Une succession de défis
Les étapes de la sculpture
« D’abord le tgharbil : passer le plâtre au tamis (ghourbal). Cette opération tgharbil s’effectue loin de l’échafaudage. Ensuite, le plâtre débarrassé de ses impuretés est pétri dans l’eau : c’est la ajina. C’est donc le ajjan qui passe le plâtre pétri au terrah, celui qui est appelé à le poser à même le mur. Cette opération est moins simple qu’on ne le croit, car le maâlem terrah doit veiller à ne jamais laisser passer les grumeaux.
Le plâtre une fois étalé sur le mur ou sur tout autre partie à sculpter, arrive le ghabbar avec ses poncifs et sa « gousse » de poudre de couleur.
Le ghabbar ne dessine pas les motifs. Il les a reçus sur papier et ne fait que calquer le dessin sur le plâtre.
C’est à partir de ce moment qu’intervient le naqqach ou sculpteur qui réalisera l’œuvre, mais pas complètement, car c’est le khallaç ou finisseur qui apporte les retouches définitives. Celui-ci manie des outils très fins pour donner à l’œuvre toute la délicatesse qu’elle mérite. »
Extrait de l’ouvrage d’André Paccard, « Le Maroc et l’artisanat traditionnel islamique dans l’architecture », tome 2, les Editions Atelier 74.
Les règles de sculpture
Deux théories s’opposent quant à la façon de sculpter le plâtre.
Pour certains maâlems, la sculpture doit se faire en biais, se dirigeant vers le haut, afin de suivre la vision de l’œil d’un spectateur debout, situé au centre de la pièce. D’autres estiment que la sculpture doit se faire à la verticale du mur, presque en parallèle, estimant que la première option est une solution de facilité, car il est plus simple de creuser ainsi qu’à la verticale. Quoi qu’il en soit, ces deux techniques ont toujours existé et sont en éternelle confrontation.
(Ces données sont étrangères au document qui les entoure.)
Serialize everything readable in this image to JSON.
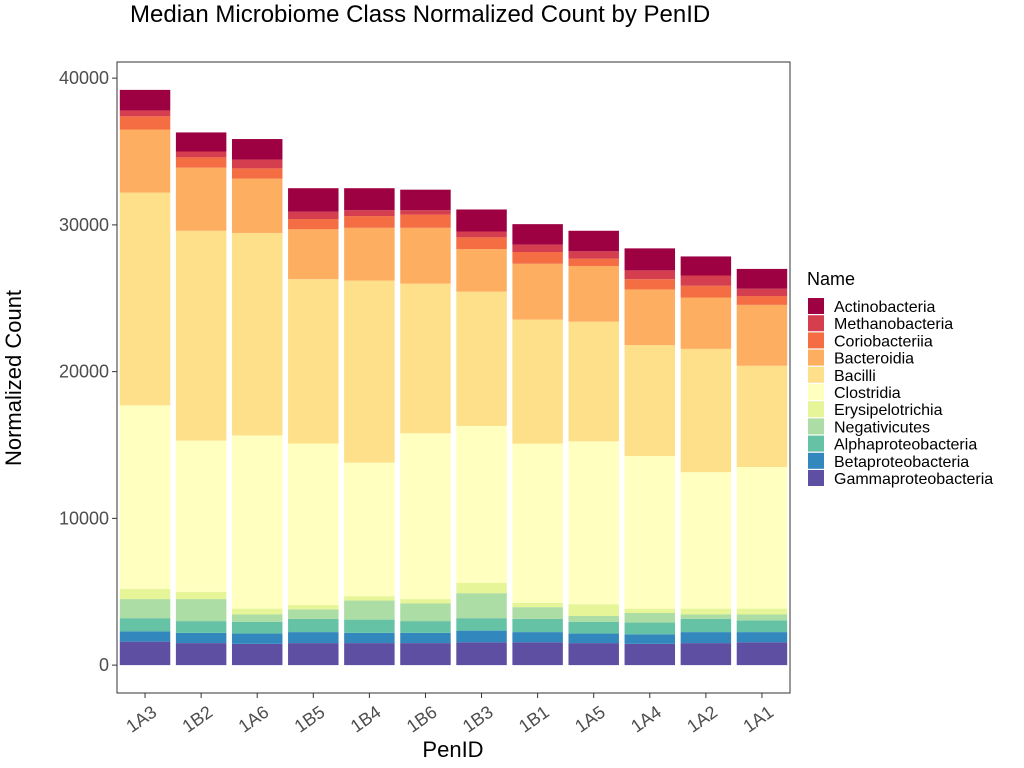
{
  "chart_data": {
    "type": "bar",
    "stacked": true,
    "title": "Median Microbiome Class Normalized Count by PenID",
    "xlabel": "PenID",
    "ylabel": "Normalized Count",
    "ylim": [
      -1900,
      41100
    ],
    "yticks": [
      0,
      10000,
      20000,
      30000,
      40000
    ],
    "grid": false,
    "legend": {
      "title": "Name",
      "position": "right"
    },
    "categories": [
      "1A3",
      "1B2",
      "1A6",
      "1B5",
      "1B4",
      "1B6",
      "1B3",
      "1B1",
      "1A5",
      "1A4",
      "1A2",
      "1A1"
    ],
    "series": [
      {
        "name": "Gammaproteobacteria",
        "color": "#5E4FA2",
        "values": [
          1600,
          1500,
          1450,
          1500,
          1500,
          1500,
          1550,
          1550,
          1500,
          1450,
          1500,
          1550
        ]
      },
      {
        "name": "Betaproteobacteria",
        "color": "#3288BD",
        "values": [
          700,
          700,
          700,
          750,
          700,
          700,
          800,
          700,
          650,
          650,
          750,
          700
        ]
      },
      {
        "name": "Alphaproteobacteria",
        "color": "#66C2A5",
        "values": [
          900,
          800,
          800,
          900,
          900,
          800,
          850,
          900,
          800,
          800,
          900,
          800
        ]
      },
      {
        "name": "Negativicutes",
        "color": "#ABDDA4",
        "values": [
          1300,
          1500,
          500,
          650,
          1300,
          1200,
          1700,
          800,
          400,
          650,
          300,
          400
        ]
      },
      {
        "name": "Erysipelotrichia",
        "color": "#E6F598",
        "values": [
          700,
          500,
          400,
          300,
          300,
          300,
          700,
          300,
          800,
          300,
          400,
          400
        ]
      },
      {
        "name": "Clostridia",
        "color": "#FFFFBF",
        "values": [
          12500,
          10300,
          11800,
          11000,
          9100,
          11300,
          10700,
          10850,
          11100,
          10400,
          9300,
          9650
        ]
      },
      {
        "name": "Bacilli",
        "color": "#FEE08B",
        "values": [
          14500,
          14300,
          13800,
          11200,
          12400,
          10200,
          9150,
          8450,
          8150,
          7550,
          8400,
          6900
        ]
      },
      {
        "name": "Bacteroidia",
        "color": "#FDAE61",
        "values": [
          4300,
          4300,
          3700,
          3400,
          3600,
          3800,
          2900,
          3800,
          3800,
          3800,
          3500,
          4150
        ]
      },
      {
        "name": "Coriobacteriia",
        "color": "#F46D43",
        "values": [
          900,
          700,
          700,
          700,
          800,
          900,
          800,
          800,
          500,
          700,
          800,
          600
        ]
      },
      {
        "name": "Methanobacteria",
        "color": "#D53E4F",
        "values": [
          400,
          400,
          600,
          500,
          400,
          300,
          400,
          500,
          500,
          600,
          700,
          500
        ]
      },
      {
        "name": "Actinobacteria",
        "color": "#9E0142",
        "values": [
          1400,
          1300,
          1400,
          1600,
          1500,
          1400,
          1500,
          1400,
          1400,
          1500,
          1300,
          1350
        ]
      }
    ]
  }
}
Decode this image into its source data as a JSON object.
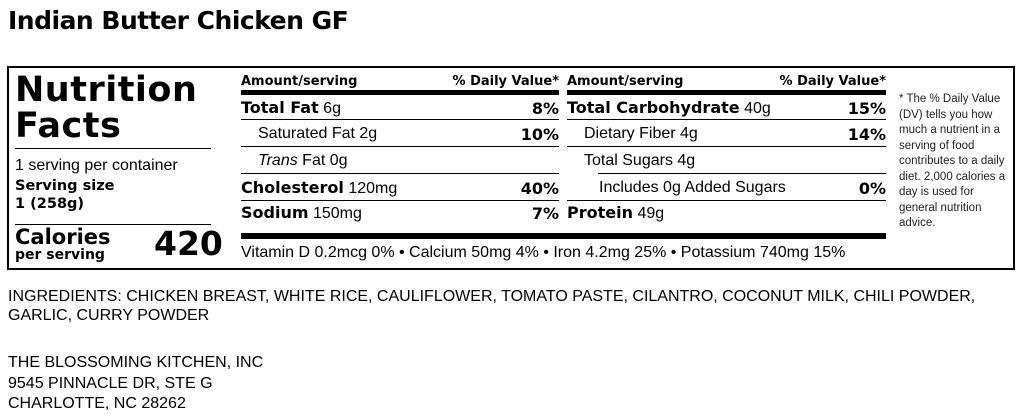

Si la technique diffère, le principe reste le même : le plâtre, étalé en couches épaisses – de 3 centimètres jusqu’à, parfois, 18 centimètres, comme au palais royal de Fès – est sculpté sur plusieurs plans successifs – allant jusqu’à cinq – afin de donner vie aux motifs en les mettant en relief. Les figures et calligraphies peuvent soit garder la couleur naturelle du plâtre, soit être colorées. La polychromie domine à Marrakech et dans sa région – avec une préférence pour le rouge et le bleu – tandis que la dorure caractérise sa mise en oeuvre à Fez.